La señora Blanco, una mujer aragonesa afincada en Cataluña, se quedó viuda a mediana edad, sin hijos, y decidió dedicar el resto de su vida a ayudar a quienes más lo necesitaban. Con un corazón generoso, abrió un comedor social en su hogar, donde cada mediodía recibía a aquellos que pasaban por la necesidad, especialmente los transeúntes. Muchos le ayudaban en esta tarea, y todo era hecho con gran alegría, ya que la base de todo era la generosidad.
Sin embargo, un día uno de los comensales le preguntó: «¿Cuánto cobramos?» A lo que la señora Blanco, sorprendida, respondió que no cobraban nada. La reacción del hombre fue una mueca de burla, como si no pudiera creer lo que había oído. Este gesto dejó una profunda reflexión en la señora Blanco, quien comprendió que esa persona, tan pobre, no podía ser generosa. La generosidad, en su verdadera esencia, requiere que tengamos algo para dar: ya sea nuestro tiempo, nuestras sabidurías, nuestro cariño o nuestros bienes materiales. Solo cuando somos conscientes de que poseemos algo valioso para ofrecer podemos verdaderamente ser generosos.

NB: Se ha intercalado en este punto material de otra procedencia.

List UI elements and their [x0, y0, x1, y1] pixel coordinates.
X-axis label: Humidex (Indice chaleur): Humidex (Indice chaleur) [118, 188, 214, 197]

Es importante recordar que la generosidad es un acto libre y creador. «Libre», porque lo hacemos sin esperar nada a cambio, sin la intención de obtener un agradecimiento o reconocimiento. Si buscamos esos objetivos, ya no estamos actuando generosamente, sino comprando un tipo de recompensa. Y «creador», porque la generosidad tiene el poder de transformar la realidad, de crear una nueva realidad de fraternidad, unidad y apoyo mutuo.
Sin embargo, la generosidad también debe ser calculada. No se trata de dar más de lo que podemos ofrecer, ya que esto podría comprometer nuestra propia existencia. Al mismo tiempo, no se debe caer en el error de calcular tan estrictamente que nos volvamos tacaños, incapaces de dar lo que verdaderamente podemos. La generosidad requiere un balance adecuado para que sea sostenible y genuina.
Por último, nunca debemos confundir la generosidad con la lástima. La lástima, en muchas ocasiones, es un sentimiento egoísta que busca el alivio personal al ver el sufrimiento ajeno. Un ejemplo de esto lo ilustra una conversación con una persona que, en momentos de tristeza, se dedicaba a visitar enfermos para sentirse mejor al compararse con su situación. Este tipo de actitud no es generosidad, ya que no busca el bienestar del otro, sino el propio consuelo.
La generosidad, en su verdadera forma, es una acción altruista, que nace del corazón, que busca el bienestar del prójimo y que tiene el poder de transformar, tanto al que da como al que recibe. Es un acto de amor puro, que debe ser libre, calculado y, sobre todo, nunca confundido con la lástima.